Voici les questions qu’on se pose avant de rentrer au bloc. Vous n’êtes pas la seule à vous les poser. Un lifting n’est pas une intervention obligatoire ni thérapeutique, elle provient du désir, quelquefois exprimé depuis longtemps, d’avoir une meilleure apparence. Toutefois, en général l’envie de se faire opérer est plus importante, et après ces quelques interrogations les patientes arrivent souriantes au bloc opératoire. On leur demande de se déshabiller entièrement, ce qui est obligatoire en salle d’opération, et on leur remet une blouse légère pour se vêtir (on est obligé d’être entièrement déshabillé pendant l’intervention car pendant celle-ci le chirurgien coagule des petits vaisseaux et le moindre sous-vêtement qui comporte une part de nylon ou des objets métalliques risque de provoquer des brûlures).

L’entrée au bloc opératoire

Les patientes sont souvent surprises de voir autant de monde au bloc opératoire. Il s’agit d’une disposition légale : dans un bloc opératoire il doit y avoir en permanence une infirmière, un anesthésiste, son assistant opératoire, l’assistant du chirurgien et le chirurgien lui-même. Oui, cela fait beaucoup de monde !

L’anesthésie

Le type d’anesthésie qui sera pratiqué est déterminé préalablement au cours des consultations. En général, l’anesthésiste vous dit quelques mots pour vous détendre, pratique une petite injection intraveineuse et par cette aiguille fait passer un produit qui vous fait perdre petit à petit conscience. Au dire de certaines patientes, c’est un moment très agréable. Pour vous endormir, l’anesthésiste place dans votre bouche et votre trachée un tube (on appelle cela l’intubation) qui vous permettra de respirer dans de bonnes conditions opératoires.

La durée de l’intervention

Nous devons au cours des consultations répondre à votre demande très précise : « Combien de temps va durer l’intervention ? »

Nous devons y répondre avec précision mais celle-ci peut durer plus ou moins longtemps en fonction essentiellement du degré de saignement car, lorsque l’on saigne, il faut coaguler les petits vaisseaux, ce qui prend un petit peu plus de temps. La durée de l’intervention est également fonction du décollement qui est plus ou moins facile selon les patientes. Il est évident qu’une patiente qui a eu au niveau des joues des infiltrations d’acide hyaluronique ou d’autres produits, comme ceci se réalisait auparavant, va nécessiter un décollement, non pas plus difficile, mais simplement plus long ; c’est pourquoi la durée opératoire sera prolongée. En général pour un lifting cervico-facial classique, la durée de l’opération est d’environ deux heures trente. Pour les liftings partiels la durée sera fonction de l’étendue du décollement.

Cette variation de la durée d’intervention ne mérite pas d’être mentionnée en soi sauf sur le plan des frais de clinique.
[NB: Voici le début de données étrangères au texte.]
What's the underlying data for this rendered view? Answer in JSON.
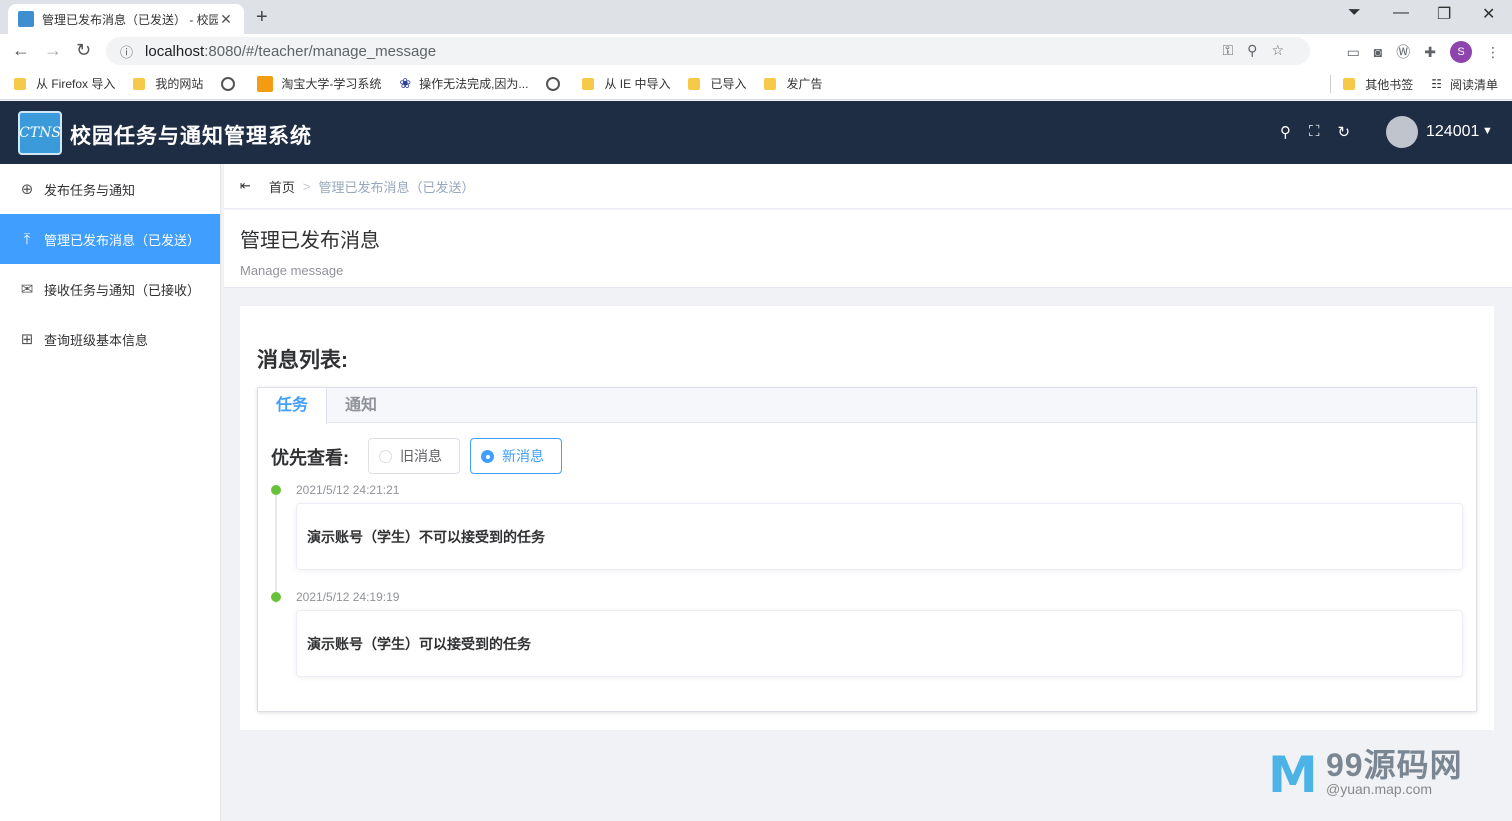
{
  "browser": {
    "tab_title": "管理已发布消息（已发送） - 校园",
    "url_host": "localhost",
    "url_path": ":8080/#/teacher/manage_message",
    "profile_initial": "S",
    "bookmarks": [
      "从 Firefox 导入",
      "我的网站",
      "淘宝大学-学习系统",
      "操作无法完成,因为...",
      "从 IE 中导入",
      "已导入",
      "发广告"
    ],
    "bookmarks_right": [
      "其他书签",
      "阅读清单"
    ]
  },
  "header": {
    "title": "校园任务与通知管理系统",
    "logo_text": "CTNS",
    "username": "124001"
  },
  "sidebar": {
    "items": [
      {
        "label": "发布任务与通知",
        "icon": "plus-circle-icon"
      },
      {
        "label": "管理已发布消息（已发送）",
        "icon": "upload-icon",
        "active": true
      },
      {
        "label": "接收任务与通知（已接收）",
        "icon": "inbox-icon"
      },
      {
        "label": "查询班级基本信息",
        "icon": "org-icon"
      }
    ]
  },
  "breadcrumb": {
    "home": "首页",
    "current": "管理已发布消息（已发送）"
  },
  "page": {
    "title": "管理已发布消息",
    "subtitle": "Manage message"
  },
  "card": {
    "title": "消息列表:",
    "tabs": [
      "任务",
      "通知"
    ],
    "active_tab": "任务",
    "filter_label": "优先查看:",
    "filter_options": [
      "旧消息",
      "新消息"
    ],
    "filter_selected": "新消息",
    "messages": [
      {
        "time": "2021/5/12 24:21:21",
        "content": "演示账号（学生）不可以接受到的任务"
      },
      {
        "time": "2021/5/12 24:19:19",
        "content": "演示账号（学生）可以接受到的任务"
      }
    ]
  },
  "watermark": {
    "brand": "99源码网",
    "sub": "@yuan.map.com"
  },
  "colors": {
    "header_bg": "#1f2d44",
    "accent": "#409eff",
    "timeline_dot": "#67c23a"
  }
}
En effet, aujourd’hui, les cliniques facturent le coût de la salle d’opération en fonction de la durée de l’intervention. Il arrive donc que, lorsque l’opération a duré plus longtemps, s’ajoutent trente minutes ou une heure au plus aux frais de clinique. Ceci est en général mentionné sur le devis. Cependant, cette augmentation peut causer un certain désagrément aux patientes qui ont négligé d’en lire la mention.

À la fin de l’intervention, le chirurgien place un drain derrière les oreilles de manière à drainer un éventuel saignement pendant la nuit, et met un pansement sous forme d’une bande Velpeau autour du visage de manière à bien maintenir le lifting et à exercer une légère compression. En effet, pendant la nuit le saignement peut être dû soit à une montée de tension – c’est pour cela que votre tension est prise toutes les demi-heures et quelquefois tous les quarts d’heure – soit à un petit vaisseau qui a éclaté à la suite d’un mouvement brusque que vous auriez effectué (d’où l’importance du drain).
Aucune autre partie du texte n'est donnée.